La Gran Esfinge de Guiza es, sin lugar a dudas, uno de los monumentos más icónicos y debatidos de la humanidad. Durante siglos, arqueólogos, historiadores y viajeros han contemplado su imponente figura grabada en la roca caliza del desierto egipcio. Sin embargo, detrás de la narrativa oficial promovida por la egiptología académica, se esconde una fractura científica que amenaza con derribar todo lo que creemos saber sobre el origen de la civilización.
¿Es posible que este coloso de piedra no pertenezca a la era de los faraones?
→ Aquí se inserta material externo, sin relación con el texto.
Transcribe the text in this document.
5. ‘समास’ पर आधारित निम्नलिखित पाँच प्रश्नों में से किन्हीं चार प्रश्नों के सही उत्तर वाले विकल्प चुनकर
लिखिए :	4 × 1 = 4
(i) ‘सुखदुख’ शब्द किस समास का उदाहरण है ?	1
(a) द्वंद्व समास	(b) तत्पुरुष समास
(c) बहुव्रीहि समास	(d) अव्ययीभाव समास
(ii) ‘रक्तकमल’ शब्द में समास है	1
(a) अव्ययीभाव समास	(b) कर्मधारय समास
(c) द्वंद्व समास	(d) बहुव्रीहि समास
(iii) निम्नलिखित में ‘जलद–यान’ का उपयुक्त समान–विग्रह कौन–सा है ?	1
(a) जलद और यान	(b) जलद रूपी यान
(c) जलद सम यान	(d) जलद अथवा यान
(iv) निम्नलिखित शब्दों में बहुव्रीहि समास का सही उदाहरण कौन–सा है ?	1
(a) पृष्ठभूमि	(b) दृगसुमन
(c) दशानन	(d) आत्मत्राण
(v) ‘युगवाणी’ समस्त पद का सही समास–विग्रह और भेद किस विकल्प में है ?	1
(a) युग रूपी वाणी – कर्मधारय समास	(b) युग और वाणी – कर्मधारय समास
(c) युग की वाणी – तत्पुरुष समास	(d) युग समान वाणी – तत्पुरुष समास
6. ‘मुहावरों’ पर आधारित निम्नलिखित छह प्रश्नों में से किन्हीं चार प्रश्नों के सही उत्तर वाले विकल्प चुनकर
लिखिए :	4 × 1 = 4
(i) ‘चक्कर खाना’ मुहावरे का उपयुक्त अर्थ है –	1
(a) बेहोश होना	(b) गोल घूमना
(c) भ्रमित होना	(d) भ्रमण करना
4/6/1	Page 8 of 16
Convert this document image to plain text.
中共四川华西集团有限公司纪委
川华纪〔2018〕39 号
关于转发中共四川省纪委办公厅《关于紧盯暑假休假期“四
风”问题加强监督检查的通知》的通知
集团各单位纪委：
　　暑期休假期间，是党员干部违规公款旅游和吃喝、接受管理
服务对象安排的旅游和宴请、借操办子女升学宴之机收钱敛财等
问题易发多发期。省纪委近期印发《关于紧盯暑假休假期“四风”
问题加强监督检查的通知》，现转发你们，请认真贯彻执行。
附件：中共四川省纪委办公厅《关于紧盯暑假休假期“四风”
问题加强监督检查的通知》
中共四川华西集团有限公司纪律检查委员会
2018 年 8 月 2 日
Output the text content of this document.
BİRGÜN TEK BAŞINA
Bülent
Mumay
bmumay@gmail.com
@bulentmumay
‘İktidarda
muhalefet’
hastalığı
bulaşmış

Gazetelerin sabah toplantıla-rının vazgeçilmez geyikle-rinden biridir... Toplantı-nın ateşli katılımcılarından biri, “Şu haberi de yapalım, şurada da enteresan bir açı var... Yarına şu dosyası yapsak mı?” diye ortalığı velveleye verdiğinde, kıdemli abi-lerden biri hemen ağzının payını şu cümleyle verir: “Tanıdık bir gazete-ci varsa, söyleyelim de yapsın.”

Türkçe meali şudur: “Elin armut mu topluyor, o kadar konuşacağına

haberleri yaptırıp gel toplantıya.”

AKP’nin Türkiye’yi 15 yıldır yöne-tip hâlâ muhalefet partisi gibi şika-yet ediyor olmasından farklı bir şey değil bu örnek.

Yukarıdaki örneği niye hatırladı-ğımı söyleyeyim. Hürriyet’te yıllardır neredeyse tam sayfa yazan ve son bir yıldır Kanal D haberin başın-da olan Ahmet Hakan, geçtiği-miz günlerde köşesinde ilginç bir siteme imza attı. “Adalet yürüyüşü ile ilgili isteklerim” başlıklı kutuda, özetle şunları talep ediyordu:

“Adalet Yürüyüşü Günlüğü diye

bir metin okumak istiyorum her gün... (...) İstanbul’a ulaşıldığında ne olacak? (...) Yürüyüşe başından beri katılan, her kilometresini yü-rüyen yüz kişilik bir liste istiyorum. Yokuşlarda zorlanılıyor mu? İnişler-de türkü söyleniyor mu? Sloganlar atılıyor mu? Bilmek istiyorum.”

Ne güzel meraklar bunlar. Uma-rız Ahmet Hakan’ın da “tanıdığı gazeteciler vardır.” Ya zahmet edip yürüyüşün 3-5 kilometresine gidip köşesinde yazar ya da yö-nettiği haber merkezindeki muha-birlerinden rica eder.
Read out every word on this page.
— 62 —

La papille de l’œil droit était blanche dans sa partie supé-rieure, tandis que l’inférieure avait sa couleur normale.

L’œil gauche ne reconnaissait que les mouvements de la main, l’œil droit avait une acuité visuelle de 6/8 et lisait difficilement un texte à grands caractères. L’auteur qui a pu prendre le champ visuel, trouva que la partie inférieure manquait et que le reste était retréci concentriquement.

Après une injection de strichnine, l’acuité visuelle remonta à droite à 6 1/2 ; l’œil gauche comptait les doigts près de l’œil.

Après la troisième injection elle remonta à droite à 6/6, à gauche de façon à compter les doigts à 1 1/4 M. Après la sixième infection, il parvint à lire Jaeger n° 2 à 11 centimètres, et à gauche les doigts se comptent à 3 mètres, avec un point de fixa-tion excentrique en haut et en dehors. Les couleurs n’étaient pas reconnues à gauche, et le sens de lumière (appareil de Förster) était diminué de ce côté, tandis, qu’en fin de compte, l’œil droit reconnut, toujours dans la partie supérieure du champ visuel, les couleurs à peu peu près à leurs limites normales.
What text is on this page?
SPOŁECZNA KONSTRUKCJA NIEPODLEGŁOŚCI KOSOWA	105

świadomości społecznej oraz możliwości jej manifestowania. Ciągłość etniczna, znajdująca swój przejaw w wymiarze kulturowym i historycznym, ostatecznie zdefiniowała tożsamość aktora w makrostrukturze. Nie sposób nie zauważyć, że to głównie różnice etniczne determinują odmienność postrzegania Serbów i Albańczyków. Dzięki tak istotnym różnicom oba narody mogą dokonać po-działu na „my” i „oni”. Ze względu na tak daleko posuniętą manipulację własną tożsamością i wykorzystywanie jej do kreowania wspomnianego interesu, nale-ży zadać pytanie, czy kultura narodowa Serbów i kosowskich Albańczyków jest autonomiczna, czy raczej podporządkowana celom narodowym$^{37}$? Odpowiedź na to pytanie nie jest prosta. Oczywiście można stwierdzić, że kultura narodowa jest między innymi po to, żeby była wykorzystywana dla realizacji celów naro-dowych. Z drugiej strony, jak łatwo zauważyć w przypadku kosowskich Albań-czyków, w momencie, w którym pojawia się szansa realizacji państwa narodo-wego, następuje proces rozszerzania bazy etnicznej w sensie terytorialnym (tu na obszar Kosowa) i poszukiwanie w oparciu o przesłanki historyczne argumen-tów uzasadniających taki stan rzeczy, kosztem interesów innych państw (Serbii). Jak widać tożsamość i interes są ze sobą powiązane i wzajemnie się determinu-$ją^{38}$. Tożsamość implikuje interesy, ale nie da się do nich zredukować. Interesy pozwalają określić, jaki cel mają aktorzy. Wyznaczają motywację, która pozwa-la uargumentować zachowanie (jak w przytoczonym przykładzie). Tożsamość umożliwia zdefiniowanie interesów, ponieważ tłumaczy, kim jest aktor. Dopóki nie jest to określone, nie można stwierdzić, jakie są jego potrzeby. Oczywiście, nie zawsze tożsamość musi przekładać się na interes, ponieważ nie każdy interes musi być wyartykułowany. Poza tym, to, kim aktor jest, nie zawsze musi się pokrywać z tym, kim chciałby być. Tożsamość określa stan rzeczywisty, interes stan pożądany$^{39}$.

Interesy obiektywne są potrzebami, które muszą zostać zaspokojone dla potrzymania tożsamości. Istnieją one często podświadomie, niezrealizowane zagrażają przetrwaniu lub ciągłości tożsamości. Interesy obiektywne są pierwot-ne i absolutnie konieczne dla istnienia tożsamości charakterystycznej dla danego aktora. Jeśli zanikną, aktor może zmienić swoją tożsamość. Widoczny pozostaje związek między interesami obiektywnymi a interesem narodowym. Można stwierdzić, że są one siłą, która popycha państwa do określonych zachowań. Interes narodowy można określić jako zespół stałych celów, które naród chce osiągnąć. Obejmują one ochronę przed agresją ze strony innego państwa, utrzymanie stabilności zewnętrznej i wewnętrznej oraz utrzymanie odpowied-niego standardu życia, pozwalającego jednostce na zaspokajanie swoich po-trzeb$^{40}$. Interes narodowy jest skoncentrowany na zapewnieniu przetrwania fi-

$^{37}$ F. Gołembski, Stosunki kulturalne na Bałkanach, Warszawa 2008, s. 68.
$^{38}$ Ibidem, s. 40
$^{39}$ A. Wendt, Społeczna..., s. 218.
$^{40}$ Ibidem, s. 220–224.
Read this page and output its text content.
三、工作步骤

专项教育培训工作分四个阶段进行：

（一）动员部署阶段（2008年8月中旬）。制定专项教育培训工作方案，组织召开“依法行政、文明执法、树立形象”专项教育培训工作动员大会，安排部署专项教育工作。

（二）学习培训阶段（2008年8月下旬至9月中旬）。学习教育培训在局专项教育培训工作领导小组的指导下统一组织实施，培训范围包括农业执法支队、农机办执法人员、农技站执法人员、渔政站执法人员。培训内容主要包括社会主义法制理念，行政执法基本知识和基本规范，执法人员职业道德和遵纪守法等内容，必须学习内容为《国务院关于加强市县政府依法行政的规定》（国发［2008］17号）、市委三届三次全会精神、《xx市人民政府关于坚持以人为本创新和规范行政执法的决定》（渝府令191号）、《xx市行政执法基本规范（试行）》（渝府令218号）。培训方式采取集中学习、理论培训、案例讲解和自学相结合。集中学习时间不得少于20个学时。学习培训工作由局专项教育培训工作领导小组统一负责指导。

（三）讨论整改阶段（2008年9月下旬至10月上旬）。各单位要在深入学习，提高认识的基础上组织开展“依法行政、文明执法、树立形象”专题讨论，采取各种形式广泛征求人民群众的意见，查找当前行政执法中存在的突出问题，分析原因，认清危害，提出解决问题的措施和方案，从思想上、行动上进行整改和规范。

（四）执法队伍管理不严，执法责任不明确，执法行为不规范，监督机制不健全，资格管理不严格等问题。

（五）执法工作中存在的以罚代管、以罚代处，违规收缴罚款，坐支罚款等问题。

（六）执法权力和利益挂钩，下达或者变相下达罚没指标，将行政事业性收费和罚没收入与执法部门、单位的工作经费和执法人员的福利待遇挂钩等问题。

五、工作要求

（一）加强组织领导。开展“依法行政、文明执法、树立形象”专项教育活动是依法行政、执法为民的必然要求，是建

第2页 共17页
Una controvertida hipótesis formulada por dos respetados científicos ucranianos sugiere que la Esfinge podría tener la inconcebible edad de 800.000 años. Una cifra que no solo desafía la cronología dinástica de Egipto, sino que sacude los cimientos mismos de la evolución humana.
El Desafío de la Geología a la Arqueología Ortodoxa
Para la egiptología tradicional, la fecha de construcción de la Gran Esfinge está grabada en piedra —metafóricamente hablando—. El consenso generalizado sitúa su creación alrededor del año 2.500 a.C., vinculándola directamente al reinado del faraón Jafra (o Keops), durante el Imperio Antiguo. Según esta teoría, los obreros egipcios esculpieron la criatura a partir de un afloramiento natural de piedra caliza sobrante de las canteras utilizadas para construir las grandes pirámides.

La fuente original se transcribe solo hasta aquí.